Franchising: A short cut to restaurant ownership?

Feedback on last week’s feature about one Durango couple’s experience opening a restaurant was useful. All feedback is useful, especially if it points to specific, unanswered questions.

One of the questions that was posed to me on the street this week was why I failed to include food franchises in my feature. Franchises offer an opportunity for newbies to get into a safer environment, one that is “proven,” I was told.

Maybe. Maybe not. Franchises fail, too, but there does appear to be a safety net.

So I went off wondering how much this safety net could cost.

Log onto FranchiseSolutions.com or FranchiseGator.com, and you’ll get an inexpensive education that might be less biased than those offered by chain restaurants. Entrepreneur.com is another site that offers links that will give you a clue of what you’ll likely need to open a Red Lobster, Subway or a Panera. You’ll see how to compare the differences between the three.

Franchise fees can be as low as $10,000, but be prepared to cough up from $250,000 to more than $1 million to get your foot in the door. Know that successful casual dining franchises expect franchisees to have resources to insure stability in bad economic times.

Well-established franchises cost more and have limited growth potential. The best ones to pursue are those that have established a decent foothold but are still growing. When my son graduated from law school and entered a dismal economy, several of his classmates came to him to urge him to open a late-night pizza shop in Boulder.

Nick has the corner on pizza crusts. He has a well-deserved reputation for turning out 20 to 30 pizzas a night at law school parties, where he did the kneading and his best friends bought the toppings.

But don’t expect his mom to put the recipe on the website. Even if he had one, it would depend on the gluten content of the particular flour, the humidity, the ambient temp in the kitchen, etc. In other words, he bakes by feel.

But even a law school graduate with no restaurant experience could see the risk in this venture. Still, they were hot on the late night feeding frenzy that fuels college campuses. Not many months later, Nick came to us with a frozen yogurt franchise packet. Not just any frozen yogurt, but the hottest product in all major metropolitan areas of the country, he said.

It was out of our league. Even if we had the money for the franchise fee, the development costs to put one in Durango or anywhere in Colorado would have been prohibitive. So I sighed with relief when I read in the July 2012 issue of Bottom Line Personal: “Steer clear of trendy restaurant categories. If many different brands with similar menus recently have begun franchising in a previously unheralded restaurant category, it’s a safe bet that the market won’t support them all.” The example given was frozen yogurt.

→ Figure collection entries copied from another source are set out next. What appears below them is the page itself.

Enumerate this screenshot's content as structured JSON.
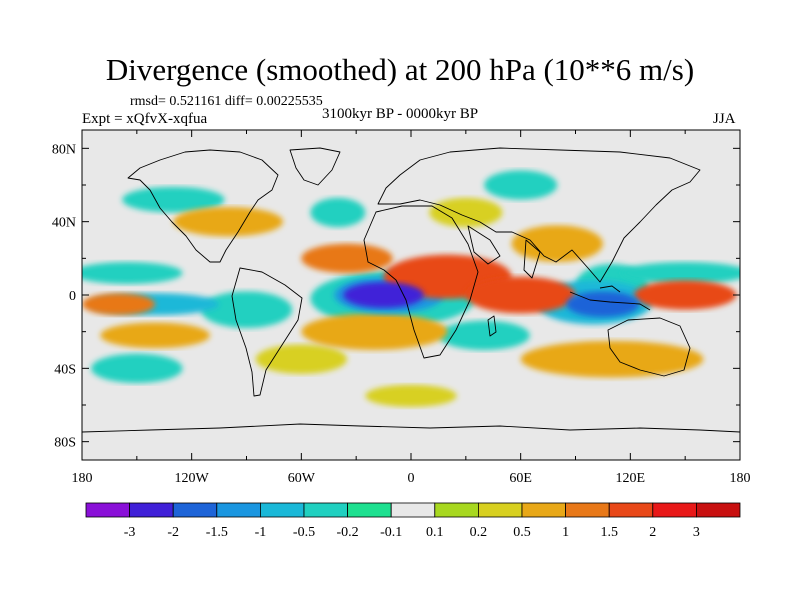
{
  "chart_data": {
    "type": "heatmap",
    "title": "Divergence (smoothed) at 200 hPa (10**6 m/s)",
    "rmsd_label": "rmsd= 0.521161 diff= 0.00225535",
    "experiment": "Expt = xQfvX-xqfua",
    "period": "3100kyr BP - 0000kyr BP",
    "season": "JJA",
    "x_ticks": [
      "180",
      "120W",
      "60W",
      "0",
      "60E",
      "120E",
      "180"
    ],
    "y_ticks": [
      "80N",
      "40N",
      "0",
      "40S",
      "80S"
    ],
    "x_tick_values": [
      -180,
      -120,
      -60,
      0,
      60,
      120,
      180
    ],
    "y_tick_values": [
      80,
      40,
      0,
      -40,
      -80
    ],
    "xlim": [
      -180,
      180
    ],
    "ylim": [
      -90,
      90
    ],
    "levels": [
      "-3",
      "-2",
      "-1.5",
      "-1",
      "-0.5",
      "-0.2",
      "-0.1",
      "0.1",
      "0.2",
      "0.5",
      "1",
      "1.5",
      "2",
      "3"
    ],
    "colors": [
      "#8a10d8",
      "#4020d8",
      "#1e64d8",
      "#1a96e0",
      "#1ab8d8",
      "#20d0c0",
      "#1ee090",
      "#e8e8e8",
      "#a8d820",
      "#d8d020",
      "#e8a818",
      "#e87818",
      "#e84818",
      "#e81818",
      "#c81010"
    ],
    "blobs": [
      {
        "lon": -15,
        "lat": 0,
        "rlon": 22,
        "rlat": 7,
        "value": -3
      },
      {
        "lon": -12,
        "lat": 0,
        "rlon": 30,
        "rlat": 10,
        "value": -1.5
      },
      {
        "lon": -10,
        "lat": -2,
        "rlon": 45,
        "rlat": 15,
        "value": -0.5
      },
      {
        "lon": 105,
        "lat": -5,
        "rlon": 20,
        "rlat": 7,
        "value": -2
      },
      {
        "lon": 100,
        "lat": -4,
        "rlon": 32,
        "rlat": 12,
        "value": -1
      },
      {
        "lon": 110,
        "lat": 5,
        "rlon": 20,
        "rlat": 12,
        "value": -0.5
      },
      {
        "lon": 150,
        "lat": 12,
        "rlon": 35,
        "rlat": 6,
        "value": -0.5
      },
      {
        "lon": -155,
        "lat": 12,
        "rlon": 30,
        "rlat": 6,
        "value": -0.5
      },
      {
        "lon": -140,
        "lat": -5,
        "rlon": 35,
        "rlat": 6,
        "value": -1
      },
      {
        "lon": -90,
        "lat": -8,
        "rlon": 25,
        "rlat": 10,
        "value": -0.5
      },
      {
        "lon": -130,
        "lat": 52,
        "rlon": 28,
        "rlat": 7,
        "value": -0.5
      },
      {
        "lon": -40,
        "lat": 45,
        "rlon": 15,
        "rlat": 8,
        "value": -0.3
      },
      {
        "lon": 40,
        "lat": -22,
        "rlon": 25,
        "rlat": 8,
        "value": -0.5
      },
      {
        "lon": -150,
        "lat": -40,
        "rlon": 25,
        "rlat": 8,
        "value": -0.3
      },
      {
        "lon": 60,
        "lat": 60,
        "rlon": 20,
        "rlat": 8,
        "value": -0.3
      },
      {
        "lon": 20,
        "lat": 10,
        "rlon": 35,
        "rlat": 12,
        "value": 1.5
      },
      {
        "lon": 60,
        "lat": 0,
        "rlon": 30,
        "rlat": 10,
        "value": 1.5
      },
      {
        "lon": -35,
        "lat": 20,
        "rlon": 25,
        "rlat": 8,
        "value": 1
      },
      {
        "lon": -20,
        "lat": -20,
        "rlon": 40,
        "rlat": 10,
        "value": 0.5
      },
      {
        "lon": 150,
        "lat": 0,
        "rlon": 28,
        "rlat": 8,
        "value": 1.5
      },
      {
        "lon": -160,
        "lat": -5,
        "rlon": 20,
        "rlat": 6,
        "value": 1
      },
      {
        "lon": 80,
        "lat": 28,
        "rlon": 25,
        "rlat": 10,
        "value": 0.5
      },
      {
        "lon": -100,
        "lat": 40,
        "rlon": 30,
        "rlat": 8,
        "value": 0.5
      },
      {
        "lon": 110,
        "lat": -35,
        "rlon": 50,
        "rlat": 10,
        "value": 0.5
      },
      {
        "lon": -140,
        "lat": -22,
        "rlon": 30,
        "rlat": 7,
        "value": 0.5
      },
      {
        "lon": -60,
        "lat": -35,
        "rlon": 25,
        "rlat": 8,
        "value": 0.3
      },
      {
        "lon": 0,
        "lat": -55,
        "rlon": 25,
        "rlat": 6,
        "value": 0.3
      },
      {
        "lon": 30,
        "lat": 45,
        "rlon": 20,
        "rlat": 8,
        "value": 0.4
      }
    ]
  }
}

It’s a good idea to talk to franchisees currently in the system and to look for litigation detailed in the FDD – franchise disclosure document – which should answer questions about the franchisor’s finances, business experience and work history. Obviously these folks need to have successful experience running restaurants and not just selling franchises.

Restaurants require hard work and long weekend hours. There are unforeseen challenges. It’s a leap from being a great cook and hostess to running a restaurant. Whatever joy one has in a hobby often turns to grief when the realization that you are only as good as your last meal turns the restaurant dream into a nightmare.

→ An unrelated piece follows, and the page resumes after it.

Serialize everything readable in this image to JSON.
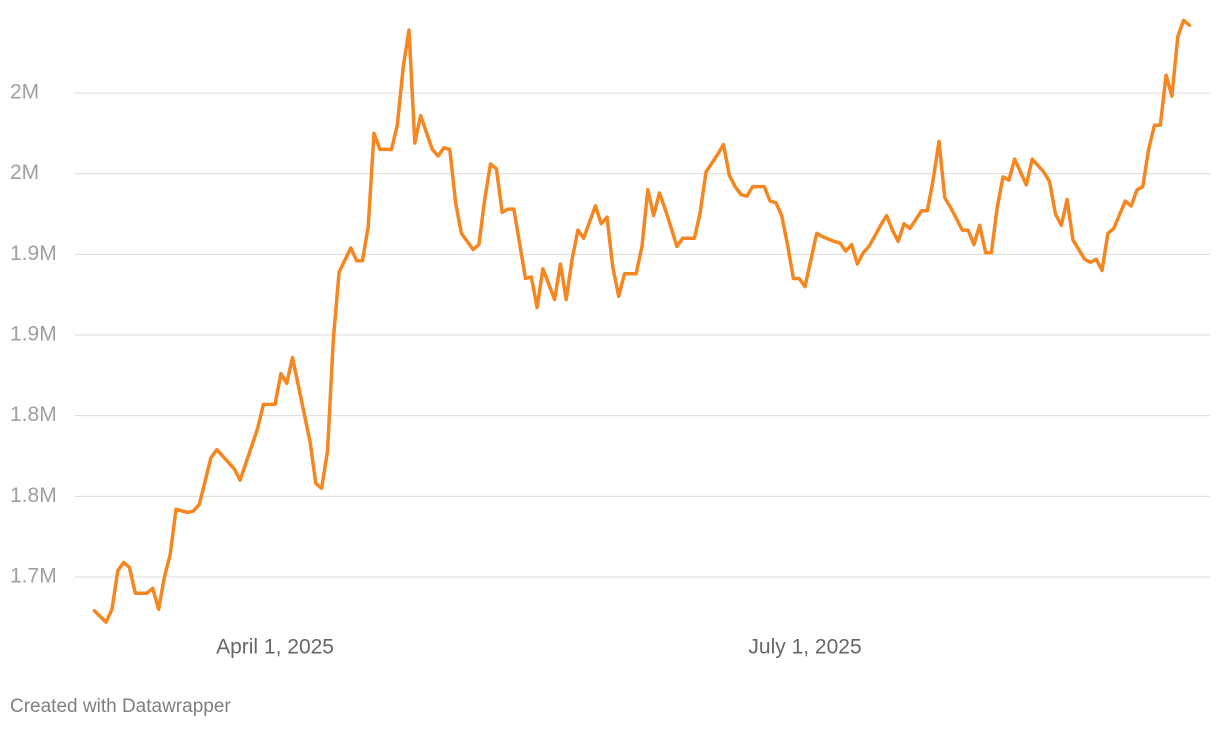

The NPD Group research firm says that while 7,000 independently owned restaurants failed in the last three years, more than 4,500 franchises opened successfully.

Do the research. Work in a busy restaurant waiting tables, washing dishes, and even doing after-hours clean-up. Look at the people and pay attention to the details that are required to motivate and manage a diverse workforce that gets low wages.

Take a look at inventory costs. You won’t be working the ovens as much as you’ll be haggling with the cash register, the licensing agencies, the health department and others who will make in-laws look desirable.

True, franchises may offer fewer headaches while you learn the ropes, but there’s no telling how much support you’ll need while you get dialed into the reality of running a restaurant 24/7.

The same Bottom Line Personalarticle that I referenced earlierreally nailed it by quoting Rick Bisio, a franchise consultant:

“They imagine that owning a restaurant is like hosting a dinner party every night. But it’s more like running a factory – where perishable raw materials must be converted into appealing finished products very quickly for fickle customers in an extremely competitive industry.”

Add two more words to this accurate description: every night. Be prepared do all the above every night that the doors are open.